Tuesday, 7 February 2023

Joint Oireachtas Committee on Housing, Planning and Local Government

General Scheme of the Planning and Development Bill 2022: Discussion

Photo of Eoin Ó BroinEoin Ó Broin (Dublin Mid West, Sinn Fein) | Oireachtas source

We can do that later. I want to go back to section 22 and the Minister's planning statement. A number of years ago, a judicial review of a residential development was pretty much unheard of. The small number of judicial reviews that took place on an annual basis were mainly about strategic infrastructure developments or large commercial units. There is a mistaken perception that the cause of the very significant increase in judicial reviews of large-scale residential developments was the SHD process. The SHD process facilitated it, but it is not actually the nub of the problem.

The nub of the problem with residential developments was a clash between the content of development plans and the content of the special planning policy requirements in the ministerial guideline or the national planning framework. Even though, thankfully, the SHD process is gone, the potential for that conflict is still very significant, perhaps more so in regard to the very general SPPRs in the national planning framework. I am putting that forward as context for my questions.

Section 22 of the Bill gives the Minister the power, with the agreement of Government, to issue planning statements. They are equivalent to the mandatory ministerial guidelines or the SPPRs. As I read the Bill, there is no role whatsoever for the Oireachtas in that process. It is a function of Government and the Minister. There is no public participation in that. The Minister may choose to do that, as his predecessors did, but it is not a requirement.

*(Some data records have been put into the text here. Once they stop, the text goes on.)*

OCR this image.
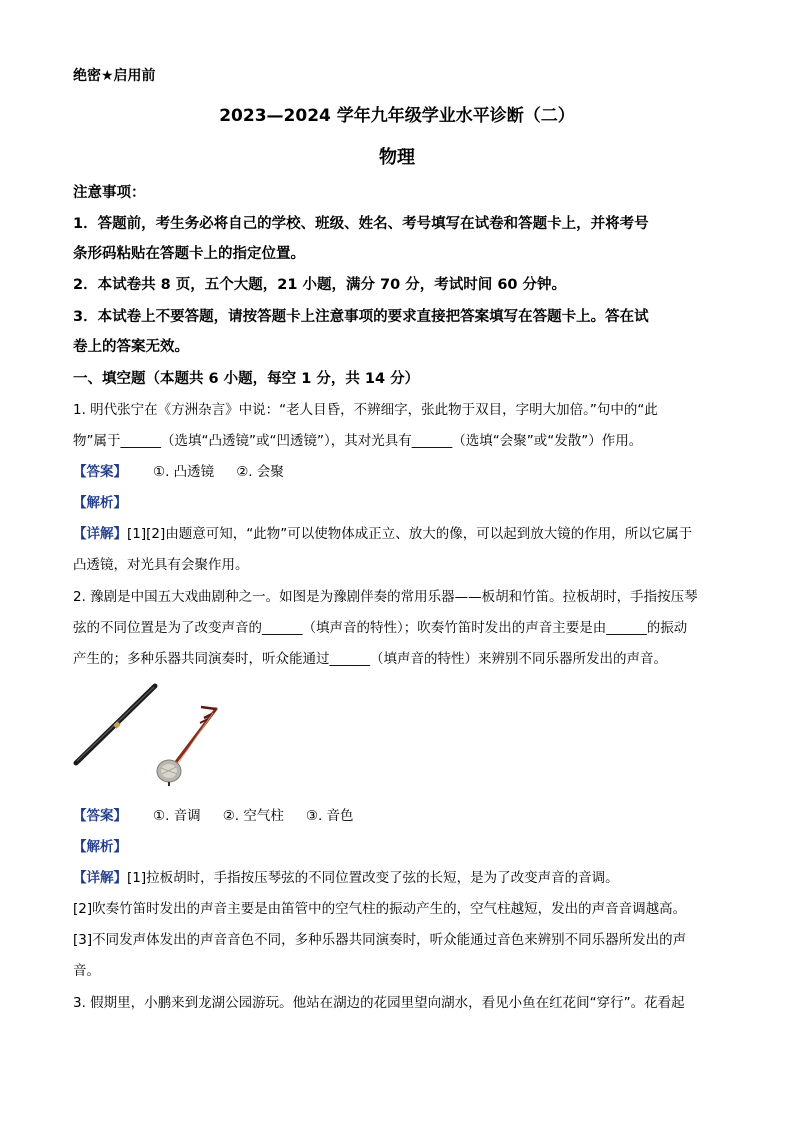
绝密★启用前
2023—2024 学年九年级学业水平诊断（二）
物理
注意事项：
1．答题前，考生务必将自己的学校、班级、姓名、考号填写在试卷和答题卡上，并将考号
条形码粘贴在答题卡上的指定位置。
2．本试卷共 8 页，五个大题，21 小题，满分 70 分，考试时间 60 分钟。
3．本试卷上不要答题，请按答题卡上注意事项的要求直接把答案填写在答题卡上。答在试
卷上的答案无效。
一、填空题（本题共 6 小题，每空 1 分，共 14 分）
1. 明代张宁在《方洲杂言》中说：“老人目昏，不辨细字，张此物于双目，字明大加倍。”句中的“此
物”属于______（选填“凸透镜”或“凹透镜”），其对光具有______（选填“会聚”或“发散”）作用。
【答案】 ①. 凸透镜 ②. 会聚
【解析】
【详解】[1][2]由题意可知，“此物”可以使物体成正立、放大的像，可以起到放大镜的作用，所以它属于
凸透镜，对光具有会聚作用。
2. 豫剧是中国五大戏曲剧种之一。如图是为豫剧伴奏的常用乐器——板胡和竹笛。拉板胡时，手指按压琴
弦的不同位置是为了改变声音的______（填声音的特性）；吹奏竹笛时发出的声音主要是由______的振动
产生的；多种乐器共同演奏时，听众能通过______（填声音的特性）来辨别不同乐器所发出的声音。
【答案】 ①. 音调 ②. 空气柱 ③. 音色
【解析】
【详解】[1]拉板胡时，手指按压琴弦的不同位置改变了弦的长短，是为了改变声音的音调。
[2]吹奏竹笛时发出的声音主要是由笛管中的空气柱的振动产生的，空气柱越短，发出的声音音调越高。
[3]不同发声体发出的声音音色不同，多种乐器共同演奏时，听众能通过音色来辨别不同乐器所发出的声
音。
3. 假期里，小鹏来到龙湖公园游玩。他站在湖边的花园里望向湖水，看见小鱼在红花间“穿行”。花看起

If that planning policy statement creates a new conflict with existing city or county development plans, section 62 makes provision for an expedited amendment to the development plan with no consent required of elected members, in real terms, and-or section 122C allows for the planning authority and, one would assume, the board, to allow for a material contravention where the new planning policy statement was in conflict with development planning.

In some senses, this seems to be retrospectively looking back at the SPPRs and mandatory ministerial guidelines and asking if they had been better designed the last time whether the rush of judicial reviews would have been stopped. I am not asking the witnesses to confirm or deny that interpretation; it is a political interpretation. Am I correct in saying that section 22 has no role for the Oireachtas or public participation?

Sections 62 and 122C allow for a fast-track amendment of the development plan to bring it into line and-or planning consent to be granted as a material contravention. It basically asserts the hierarchy of the ministerial statement, something which the courts disagreed with with respect to many of the residential DRs There is nothing factually incorrect in how I presented it.